Vault also includes the following system-provided Vault tokens that developers can use to reference Vault information:
${Vault.vault_dns__sys}
${Vault.vault_id__sys}
${Vault.vault_name__sys}
Learn more about Vault tokens.
Release Date: 21R3.4; February 11, 2022
Vault Admins can now configure the URL for external connections to use Vault tokens and Custom tokens that will be resolved at runtime. Connection records that include tokens are not cleared during Sandbox creation or VPK Import.
Learn more about Connection tokens.
Release Date: 21R3.4; February 11, 2022
This feature adds the USER_BULK_ACTION
usage. Annotating a RecordAction
with USER_BULK_ACTION
makes the action available to users in Vault’s bulk actions interface. A @RecordActionInfo
annotation cannot contain both the USER_ACTION
usage and the USER_BULK_ACTION
usage.
Learn more about record actions.
Release Date: 21R3.4; February 11, 2022
This feature provides new interfaces that allow developers to create a VQL query using a standard builder pattern and define onSuccess and onError handlers for Query Requests. Query Builder exposes supported VQL clauses, operators, and functions. Additionally, developers can use QueryService to validate queries and get query counts without the overhead of full query execution.
The following interface and methods have been deprecated and are discouraged from use:
QueryResponse
QueryResult
QueryService#query()
QueryService#escape()
Learn more in the Javadocs.
Release Date: 21R3.4; February 11, 2022
This feature provides Vault Admins and developers runtime logging for SDK requests. Daily logs are available via the Vault UI and Vault REST API, and log entries include SDK exceptions and custom code usages of LogService
.
Vault Admins can configure the current log level as:
SDK runtime log entries are available 15 minutes after the request has completed and can be accessed for 30 days. Logging is limited to 10KB for Exceptions and 40KB for LogService
entries.
Learn more about the Vault Java SDK runtime log.
Release Date: 21R3.4; February 11, 2022
This feature allows Vault Admins to configure the field type for an object or document query field when creating field rules within Spark messaging integration rules. Additionally, developers can access this value in Vault Java SDK and use the value to create callback VQL queries with the necessary VQL functions such as LONGTEXT()
, RICHTEXT()
, and TONAME()
.
Learn more about integration field rules.
Release Date: 21R3.4; February 11, 2022
With this feature, we’ve introduced a new ReferenceLookupType
, Generic
, which enables Administrators to configure lookups for mismatched data types. Additionally, the new Generic
option provides support for any-to-any mapping for all single-value fields which were previously unsupported, such as Boolean. Multi-value fields such as multi-value picklists are not supported.
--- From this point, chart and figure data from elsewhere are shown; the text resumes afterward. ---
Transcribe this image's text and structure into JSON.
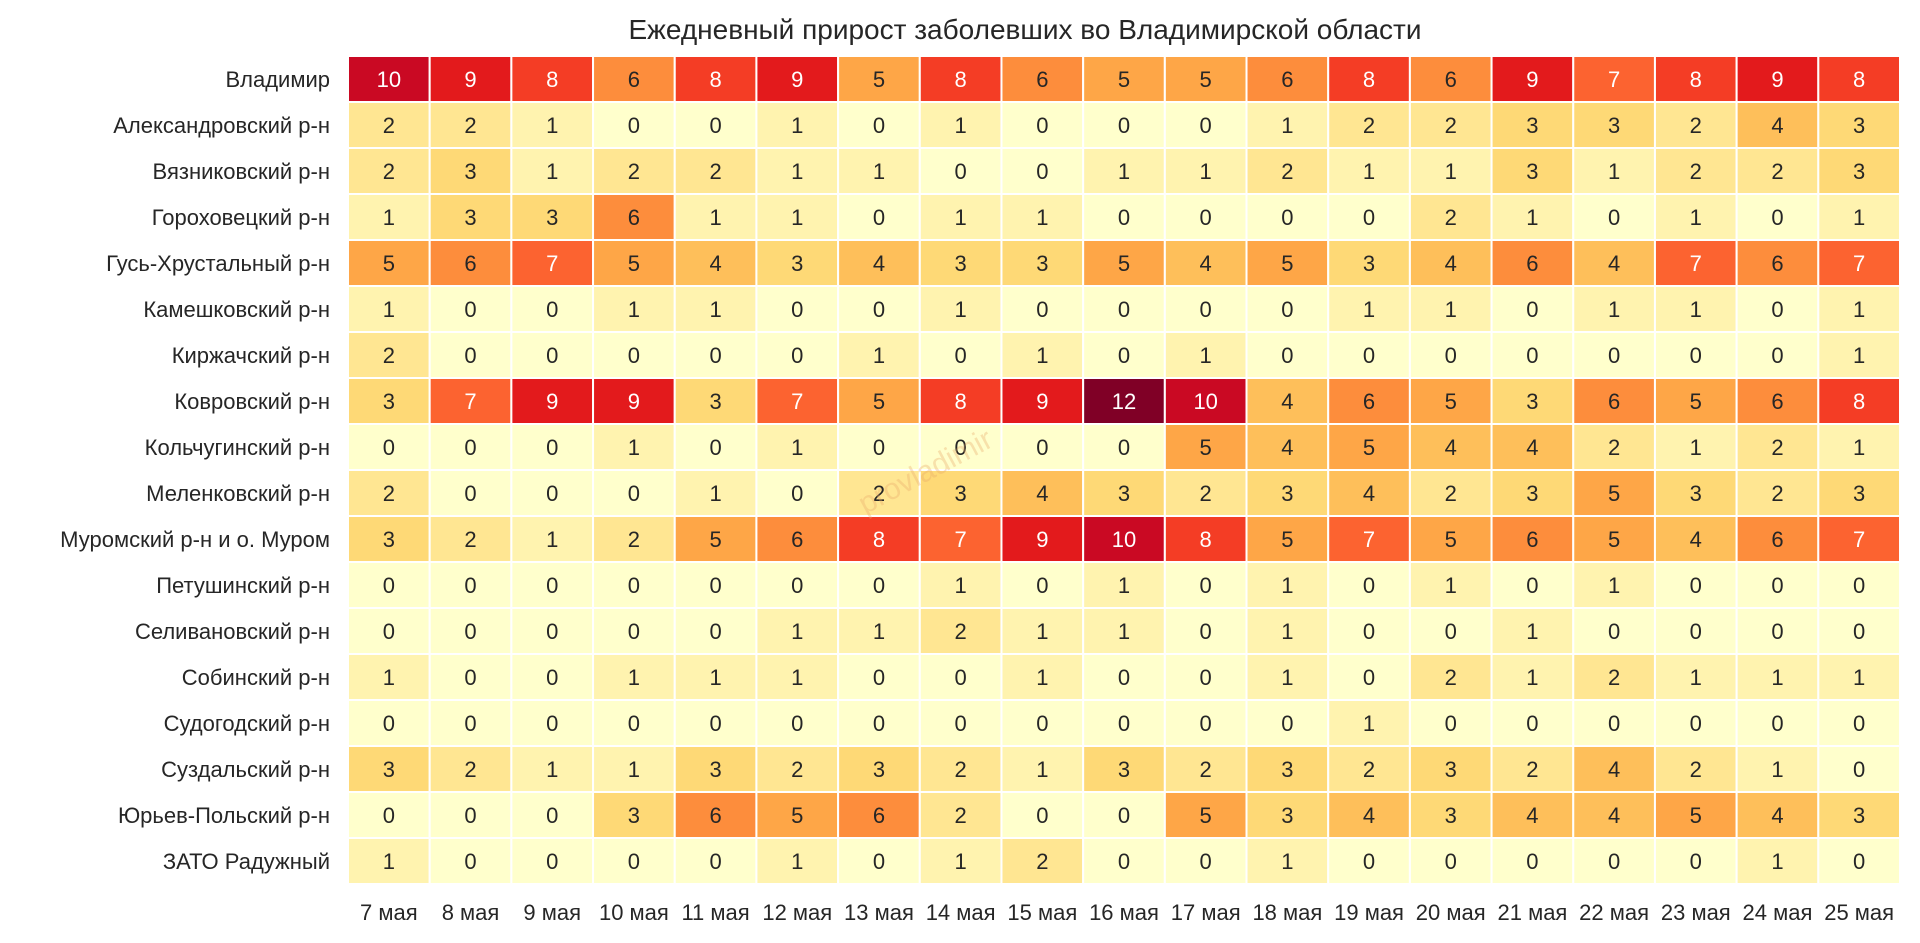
{
  "chart_data": {
    "type": "heatmap",
    "title": "Ежедневный прирост заболевших во Владимирской области",
    "watermark": "provladimir",
    "colormap": "YlOrRd",
    "vmin": 0,
    "vmax": 12,
    "grid": false,
    "columns": [
      "7 мая",
      "8 мая",
      "9 мая",
      "10 мая",
      "11 мая",
      "12 мая",
      "13 мая",
      "14 мая",
      "15 мая",
      "16 мая",
      "17 мая",
      "18 мая",
      "19 мая",
      "20 мая",
      "21 мая",
      "22 мая",
      "23 мая",
      "24 мая",
      "25 мая"
    ],
    "rows": [
      {
        "name": "Владимир",
        "values": [
          10,
          9,
          8,
          6,
          8,
          9,
          5,
          8,
          6,
          5,
          5,
          6,
          8,
          6,
          9,
          7,
          8,
          9,
          8
        ]
      },
      {
        "name": "Александровский р-н",
        "values": [
          2,
          2,
          1,
          0,
          0,
          1,
          0,
          1,
          0,
          0,
          0,
          1,
          2,
          2,
          3,
          3,
          2,
          4,
          3
        ]
      },
      {
        "name": "Вязниковский р-н",
        "values": [
          2,
          3,
          1,
          2,
          2,
          1,
          1,
          0,
          0,
          1,
          1,
          2,
          1,
          1,
          3,
          1,
          2,
          2,
          3
        ]
      },
      {
        "name": "Гороховецкий р-н",
        "values": [
          1,
          3,
          3,
          6,
          1,
          1,
          0,
          1,
          1,
          0,
          0,
          0,
          0,
          2,
          1,
          0,
          1,
          0,
          1
        ]
      },
      {
        "name": "Гусь-Хрустальный р-н",
        "values": [
          5,
          6,
          7,
          5,
          4,
          3,
          4,
          3,
          3,
          5,
          4,
          5,
          3,
          4,
          6,
          4,
          7,
          6,
          7
        ]
      },
      {
        "name": "Камешковский р-н",
        "values": [
          1,
          0,
          0,
          1,
          1,
          0,
          0,
          1,
          0,
          0,
          0,
          0,
          1,
          1,
          0,
          1,
          1,
          0,
          1
        ]
      },
      {
        "name": "Киржачский р-н",
        "values": [
          2,
          0,
          0,
          0,
          0,
          0,
          1,
          0,
          1,
          0,
          1,
          0,
          0,
          0,
          0,
          0,
          0,
          0,
          1
        ]
      },
      {
        "name": "Ковровский р-н",
        "values": [
          3,
          7,
          9,
          9,
          3,
          7,
          5,
          8,
          9,
          12,
          10,
          4,
          6,
          5,
          3,
          6,
          5,
          6,
          8
        ]
      },
      {
        "name": "Кольчугинский р-н",
        "values": [
          0,
          0,
          0,
          1,
          0,
          1,
          0,
          0,
          0,
          0,
          5,
          4,
          5,
          4,
          4,
          2,
          1,
          2,
          1
        ]
      },
      {
        "name": "Меленковский р-н",
        "values": [
          2,
          0,
          0,
          0,
          1,
          0,
          2,
          3,
          4,
          3,
          2,
          3,
          4,
          2,
          3,
          5,
          3,
          2,
          3
        ]
      },
      {
        "name": "Муромский р-н и о. Муром",
        "values": [
          3,
          2,
          1,
          2,
          5,
          6,
          8,
          7,
          9,
          10,
          8,
          5,
          7,
          5,
          6,
          5,
          4,
          6,
          7
        ]
      },
      {
        "name": "Петушинский р-н",
        "values": [
          0,
          0,
          0,
          0,
          0,
          0,
          0,
          1,
          0,
          1,
          0,
          1,
          0,
          1,
          0,
          1,
          0,
          0,
          0
        ]
      },
      {
        "name": "Селивановский р-н",
        "values": [
          0,
          0,
          0,
          0,
          0,
          1,
          1,
          2,
          1,
          1,
          0,
          1,
          0,
          0,
          1,
          0,
          0,
          0,
          0
        ]
      },
      {
        "name": "Собинский р-н",
        "values": [
          1,
          0,
          0,
          1,
          1,
          1,
          0,
          0,
          1,
          0,
          0,
          1,
          0,
          2,
          1,
          2,
          1,
          1,
          1
        ]
      },
      {
        "name": "Судогодский р-н",
        "values": [
          0,
          0,
          0,
          0,
          0,
          0,
          0,
          0,
          0,
          0,
          0,
          0,
          1,
          0,
          0,
          0,
          0,
          0,
          0
        ]
      },
      {
        "name": "Суздальский р-н",
        "values": [
          3,
          2,
          1,
          1,
          3,
          2,
          3,
          2,
          1,
          3,
          2,
          3,
          2,
          3,
          2,
          4,
          2,
          1,
          0
        ]
      },
      {
        "name": "Юрьев-Польский р-н",
        "values": [
          0,
          0,
          0,
          3,
          6,
          5,
          6,
          2,
          0,
          0,
          5,
          3,
          4,
          3,
          4,
          4,
          5,
          4,
          3
        ]
      },
      {
        "name": "ЗАТО Радужный",
        "values": [
          1,
          0,
          0,
          0,
          0,
          1,
          0,
          1,
          2,
          0,
          0,
          1,
          0,
          0,
          0,
          0,
          0,
          1,
          0
        ]
      }
    ]
  }
}
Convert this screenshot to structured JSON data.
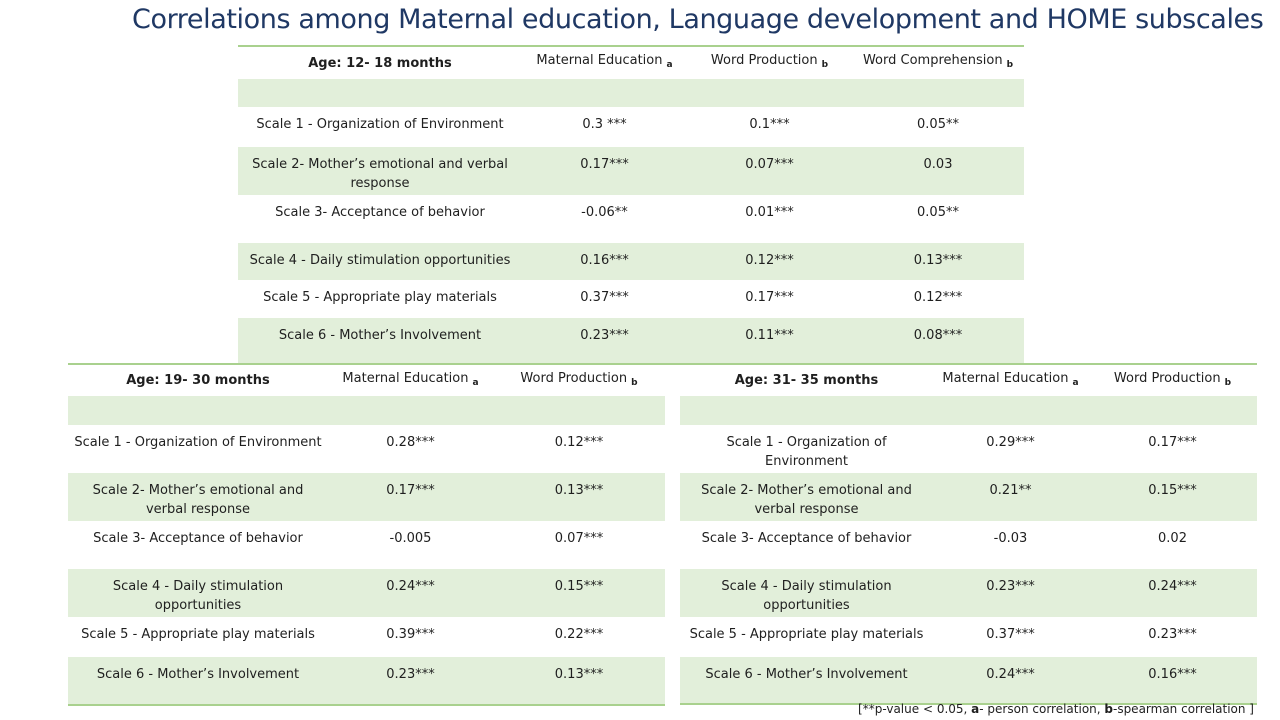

Learn more about generic reference lookups.
Release Date: 21R3.4; February 11, 2022
To facilitate multi-term synonym searches, we’ve changed how searches are handled when using FIND
with more than one term. This allows a search phrase such as “myocardial infarction” to be found in the thesaurus and to match other phrases such as “heart attack”.
This update makes the strict matching option more field-centric, meaning that the minimum number of required matching terms must be found in the same field. Previously, matching terms could be split between multiple fields. This change is not versioned, so strict matching now has this behavior for all FIND queries with multiple terms. Strict matching is optional and can be enabled or disabled at any time at Admin > Settings > Search Settings.
Learn more about strict matching in Vault Help.
Release Date: 21R3.2; December 10, 2021
This feature opens VQL support for high volume objects (HVO) on all versions of the Vault REST API. When using VQL with an API version prior to v20.3, HVO objects will enforce v20.3 behavior as specified in the VQL documentation.
Release Date: 21R3.2; December 10, 2021
This feature adds query support for section_id__sys
and parent_section_id__sys
in the binder_node__sys
query target and allows developers to use the returned values in the related Binder Section endpoints in the Vault REST API. These new fields are only available using API v22.1+.